I spent over 30 minutes already to go over my past practice and a few ideas, I like to go over this blog.

### Algorithm practice

I like to go over the notes written in Chinese in the blog, and then rewrite some of them, make it my own.

As a programmer, most of important for me right now is to be a good thinker. I like to search the blogs and find the idea to help me think clearly. Here is the notes:

LeetCode中为数不多的考图的难题。尽管题目看上去像字符串匹配题，但从“shortest transformation sequence from start to end”还是能透露出一点图论中最短路径题的味道。如何转化？

1. 将每个单词看成图的一个节点。
2. 当单词s1 改变一个字符可以变成存在于字典的单词 s2 时，则s1与s2之间有连接。
3. 给定s1和s2，问题I转化成了求在图中从s1->s2的最短路径长度。
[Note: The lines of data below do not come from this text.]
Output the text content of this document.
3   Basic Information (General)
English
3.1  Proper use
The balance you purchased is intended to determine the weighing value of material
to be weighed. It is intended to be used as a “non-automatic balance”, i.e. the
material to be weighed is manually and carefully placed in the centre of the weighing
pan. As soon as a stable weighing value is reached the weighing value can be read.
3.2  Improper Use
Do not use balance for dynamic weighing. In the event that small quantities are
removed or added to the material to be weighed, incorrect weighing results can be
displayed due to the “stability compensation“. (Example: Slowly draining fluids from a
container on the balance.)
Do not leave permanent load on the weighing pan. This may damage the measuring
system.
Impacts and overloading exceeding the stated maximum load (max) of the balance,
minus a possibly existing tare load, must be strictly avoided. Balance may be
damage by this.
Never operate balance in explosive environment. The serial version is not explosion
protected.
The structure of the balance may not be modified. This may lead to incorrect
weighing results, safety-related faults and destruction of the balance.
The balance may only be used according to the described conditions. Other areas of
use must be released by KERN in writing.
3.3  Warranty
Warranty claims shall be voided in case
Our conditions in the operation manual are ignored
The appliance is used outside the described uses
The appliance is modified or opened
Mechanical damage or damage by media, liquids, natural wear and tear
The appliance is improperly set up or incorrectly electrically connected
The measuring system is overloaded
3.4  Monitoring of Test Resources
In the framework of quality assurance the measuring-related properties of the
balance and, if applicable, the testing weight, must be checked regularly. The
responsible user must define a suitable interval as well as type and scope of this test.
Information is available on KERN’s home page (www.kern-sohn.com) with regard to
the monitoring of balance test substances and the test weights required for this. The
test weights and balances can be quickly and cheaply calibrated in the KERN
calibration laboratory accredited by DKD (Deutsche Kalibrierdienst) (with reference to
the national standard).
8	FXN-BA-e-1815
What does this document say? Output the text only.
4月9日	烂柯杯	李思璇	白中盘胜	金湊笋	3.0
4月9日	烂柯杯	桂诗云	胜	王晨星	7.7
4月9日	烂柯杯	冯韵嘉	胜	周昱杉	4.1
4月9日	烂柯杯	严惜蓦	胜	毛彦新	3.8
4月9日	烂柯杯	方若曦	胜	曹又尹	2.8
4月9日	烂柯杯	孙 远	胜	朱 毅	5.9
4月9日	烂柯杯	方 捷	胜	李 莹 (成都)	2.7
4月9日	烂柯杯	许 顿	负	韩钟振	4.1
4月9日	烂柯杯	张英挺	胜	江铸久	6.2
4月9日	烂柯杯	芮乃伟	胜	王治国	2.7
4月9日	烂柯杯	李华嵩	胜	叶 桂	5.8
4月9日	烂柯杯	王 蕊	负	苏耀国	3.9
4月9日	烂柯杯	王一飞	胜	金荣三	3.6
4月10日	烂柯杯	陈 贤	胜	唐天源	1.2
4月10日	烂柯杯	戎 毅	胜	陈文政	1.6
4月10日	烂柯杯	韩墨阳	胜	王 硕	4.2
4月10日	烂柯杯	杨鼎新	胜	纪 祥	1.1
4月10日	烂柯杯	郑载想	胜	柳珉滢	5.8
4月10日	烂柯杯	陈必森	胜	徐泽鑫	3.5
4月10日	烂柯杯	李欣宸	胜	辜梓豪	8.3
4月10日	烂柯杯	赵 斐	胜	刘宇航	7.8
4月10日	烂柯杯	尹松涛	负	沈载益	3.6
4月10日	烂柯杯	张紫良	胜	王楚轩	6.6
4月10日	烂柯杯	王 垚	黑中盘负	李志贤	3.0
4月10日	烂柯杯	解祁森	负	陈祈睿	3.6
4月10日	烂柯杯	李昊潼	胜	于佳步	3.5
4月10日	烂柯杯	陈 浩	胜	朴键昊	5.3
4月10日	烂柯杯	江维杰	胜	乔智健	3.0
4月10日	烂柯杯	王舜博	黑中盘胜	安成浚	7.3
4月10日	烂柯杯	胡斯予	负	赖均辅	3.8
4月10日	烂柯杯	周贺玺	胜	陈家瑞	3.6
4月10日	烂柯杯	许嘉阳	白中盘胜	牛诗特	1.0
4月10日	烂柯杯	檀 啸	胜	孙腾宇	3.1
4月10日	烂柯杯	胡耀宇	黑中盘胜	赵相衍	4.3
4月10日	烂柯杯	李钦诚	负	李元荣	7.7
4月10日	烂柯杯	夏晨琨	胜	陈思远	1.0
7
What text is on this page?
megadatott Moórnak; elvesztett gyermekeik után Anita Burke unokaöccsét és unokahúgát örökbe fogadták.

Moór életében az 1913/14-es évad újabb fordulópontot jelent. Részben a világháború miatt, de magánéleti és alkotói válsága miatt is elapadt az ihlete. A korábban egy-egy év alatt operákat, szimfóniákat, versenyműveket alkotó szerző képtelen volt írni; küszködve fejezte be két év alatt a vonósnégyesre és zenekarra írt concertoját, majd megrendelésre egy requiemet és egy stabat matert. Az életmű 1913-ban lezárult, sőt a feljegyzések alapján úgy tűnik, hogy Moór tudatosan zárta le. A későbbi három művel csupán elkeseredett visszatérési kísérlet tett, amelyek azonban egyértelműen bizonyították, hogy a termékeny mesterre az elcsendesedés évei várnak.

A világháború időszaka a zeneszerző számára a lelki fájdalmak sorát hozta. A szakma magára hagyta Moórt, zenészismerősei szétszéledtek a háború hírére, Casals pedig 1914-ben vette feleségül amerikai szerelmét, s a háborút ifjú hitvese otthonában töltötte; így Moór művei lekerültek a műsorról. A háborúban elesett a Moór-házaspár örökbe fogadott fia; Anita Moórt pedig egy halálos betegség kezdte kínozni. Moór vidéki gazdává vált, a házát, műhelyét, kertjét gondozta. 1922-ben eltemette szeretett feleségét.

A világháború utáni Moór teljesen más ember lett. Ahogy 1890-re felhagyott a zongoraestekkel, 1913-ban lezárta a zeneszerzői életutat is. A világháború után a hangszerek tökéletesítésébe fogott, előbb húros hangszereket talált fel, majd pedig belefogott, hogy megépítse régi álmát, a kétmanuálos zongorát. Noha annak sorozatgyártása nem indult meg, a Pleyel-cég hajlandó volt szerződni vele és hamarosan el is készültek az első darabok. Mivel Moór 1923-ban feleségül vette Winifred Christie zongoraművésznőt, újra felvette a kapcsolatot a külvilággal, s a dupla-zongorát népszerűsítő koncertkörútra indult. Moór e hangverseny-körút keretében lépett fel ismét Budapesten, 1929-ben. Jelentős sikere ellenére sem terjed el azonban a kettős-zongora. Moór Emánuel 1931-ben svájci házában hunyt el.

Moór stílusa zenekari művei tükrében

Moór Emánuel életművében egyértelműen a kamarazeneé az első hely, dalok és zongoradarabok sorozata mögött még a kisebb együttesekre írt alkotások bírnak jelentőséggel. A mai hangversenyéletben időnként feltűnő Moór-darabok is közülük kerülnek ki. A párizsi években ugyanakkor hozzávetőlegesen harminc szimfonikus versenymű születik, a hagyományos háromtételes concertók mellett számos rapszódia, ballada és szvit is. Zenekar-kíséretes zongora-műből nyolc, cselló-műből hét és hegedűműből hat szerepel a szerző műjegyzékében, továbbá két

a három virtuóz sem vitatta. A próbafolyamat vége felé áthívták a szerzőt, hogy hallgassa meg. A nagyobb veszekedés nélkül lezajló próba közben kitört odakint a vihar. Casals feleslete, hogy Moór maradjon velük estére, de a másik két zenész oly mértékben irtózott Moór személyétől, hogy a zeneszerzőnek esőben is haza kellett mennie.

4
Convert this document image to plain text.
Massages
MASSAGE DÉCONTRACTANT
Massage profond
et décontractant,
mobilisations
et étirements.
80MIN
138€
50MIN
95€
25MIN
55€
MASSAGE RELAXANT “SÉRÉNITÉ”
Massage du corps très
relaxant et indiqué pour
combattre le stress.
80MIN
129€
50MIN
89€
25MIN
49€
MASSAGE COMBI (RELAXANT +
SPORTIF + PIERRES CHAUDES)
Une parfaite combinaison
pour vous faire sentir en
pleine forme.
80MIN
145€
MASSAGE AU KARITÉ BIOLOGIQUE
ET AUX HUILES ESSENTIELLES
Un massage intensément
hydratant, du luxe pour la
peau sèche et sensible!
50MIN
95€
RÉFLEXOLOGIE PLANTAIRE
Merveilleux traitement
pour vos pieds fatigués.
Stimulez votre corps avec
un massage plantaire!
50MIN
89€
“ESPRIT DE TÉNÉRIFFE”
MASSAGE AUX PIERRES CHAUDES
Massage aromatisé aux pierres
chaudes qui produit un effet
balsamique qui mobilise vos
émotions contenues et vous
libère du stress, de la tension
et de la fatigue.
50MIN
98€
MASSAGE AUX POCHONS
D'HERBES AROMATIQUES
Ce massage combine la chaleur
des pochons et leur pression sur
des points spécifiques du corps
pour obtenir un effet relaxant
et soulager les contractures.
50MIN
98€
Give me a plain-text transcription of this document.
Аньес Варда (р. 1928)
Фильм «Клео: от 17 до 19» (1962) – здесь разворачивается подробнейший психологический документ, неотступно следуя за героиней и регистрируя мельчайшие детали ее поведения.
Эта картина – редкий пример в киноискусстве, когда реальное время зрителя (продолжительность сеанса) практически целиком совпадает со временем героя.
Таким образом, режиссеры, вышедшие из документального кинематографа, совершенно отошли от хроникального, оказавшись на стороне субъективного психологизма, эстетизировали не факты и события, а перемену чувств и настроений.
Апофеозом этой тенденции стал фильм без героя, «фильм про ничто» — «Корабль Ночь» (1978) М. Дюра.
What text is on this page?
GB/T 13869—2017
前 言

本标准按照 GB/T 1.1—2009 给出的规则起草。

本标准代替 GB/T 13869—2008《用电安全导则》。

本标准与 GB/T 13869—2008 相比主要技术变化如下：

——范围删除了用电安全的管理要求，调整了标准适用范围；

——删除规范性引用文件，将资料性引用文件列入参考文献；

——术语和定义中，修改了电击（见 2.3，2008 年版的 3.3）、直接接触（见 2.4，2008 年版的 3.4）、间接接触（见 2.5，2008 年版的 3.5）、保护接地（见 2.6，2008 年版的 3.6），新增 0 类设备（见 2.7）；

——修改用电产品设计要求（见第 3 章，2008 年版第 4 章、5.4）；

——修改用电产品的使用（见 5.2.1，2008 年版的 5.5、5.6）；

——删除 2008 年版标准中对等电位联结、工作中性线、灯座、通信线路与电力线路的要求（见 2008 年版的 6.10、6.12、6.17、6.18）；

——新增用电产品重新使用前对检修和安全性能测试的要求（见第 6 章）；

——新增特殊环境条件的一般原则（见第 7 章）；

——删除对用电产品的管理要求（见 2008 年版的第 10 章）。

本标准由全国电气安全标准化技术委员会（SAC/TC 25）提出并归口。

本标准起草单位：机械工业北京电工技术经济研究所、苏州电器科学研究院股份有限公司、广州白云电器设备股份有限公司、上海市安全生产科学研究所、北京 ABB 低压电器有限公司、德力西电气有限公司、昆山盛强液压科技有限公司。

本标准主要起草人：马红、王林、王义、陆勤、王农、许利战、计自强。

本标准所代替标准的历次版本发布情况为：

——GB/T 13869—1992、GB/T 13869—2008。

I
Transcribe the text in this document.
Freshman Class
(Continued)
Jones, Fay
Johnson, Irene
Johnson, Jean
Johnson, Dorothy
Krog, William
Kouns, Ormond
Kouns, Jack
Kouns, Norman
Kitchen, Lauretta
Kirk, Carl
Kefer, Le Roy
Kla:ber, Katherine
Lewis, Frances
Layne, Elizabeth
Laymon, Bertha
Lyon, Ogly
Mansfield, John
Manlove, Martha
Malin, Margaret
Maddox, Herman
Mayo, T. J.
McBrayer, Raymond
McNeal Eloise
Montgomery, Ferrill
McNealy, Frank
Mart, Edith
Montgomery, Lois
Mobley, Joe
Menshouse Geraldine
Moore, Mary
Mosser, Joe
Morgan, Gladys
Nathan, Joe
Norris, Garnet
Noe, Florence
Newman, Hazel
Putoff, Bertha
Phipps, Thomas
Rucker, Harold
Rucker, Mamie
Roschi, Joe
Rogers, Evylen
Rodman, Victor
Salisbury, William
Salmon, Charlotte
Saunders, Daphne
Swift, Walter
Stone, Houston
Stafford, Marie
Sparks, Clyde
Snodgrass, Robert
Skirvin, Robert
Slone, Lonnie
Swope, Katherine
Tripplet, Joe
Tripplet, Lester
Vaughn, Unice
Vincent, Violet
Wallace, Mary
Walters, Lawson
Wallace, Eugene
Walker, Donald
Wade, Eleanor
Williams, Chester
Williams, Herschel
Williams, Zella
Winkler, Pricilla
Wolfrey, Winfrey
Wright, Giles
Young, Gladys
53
而问题II转化为了求所有s1->s2的最短路径。

How do I go over the notes above?

1. Google search the shortest path in the graph.
2. How to define a graph? Every word is a node in the graph.
3. Node s1 and node s2 have a connection -> how to define it?

Let me work on the notes in the following:

1. 如何找到与当前节点相邻的所有节点。

(1) 遍历整个字典，将其中每个单词与当前单词比较，判断是否只差一个字符。复杂度为：n*w，n为字典中的单词数量，w为单词长度。
(2) 遍历当前单词的每个字符x，将其改变成a~z中除x外的任意一个，形成一个新的单词，在字典中判断是否存在。复杂度为：26*w，w为单词长度。

2. 如何标记一个节点已经被访问过，以避免重复访问。

3. 一旦BFS找到目标单词，如何backtracking找回路径？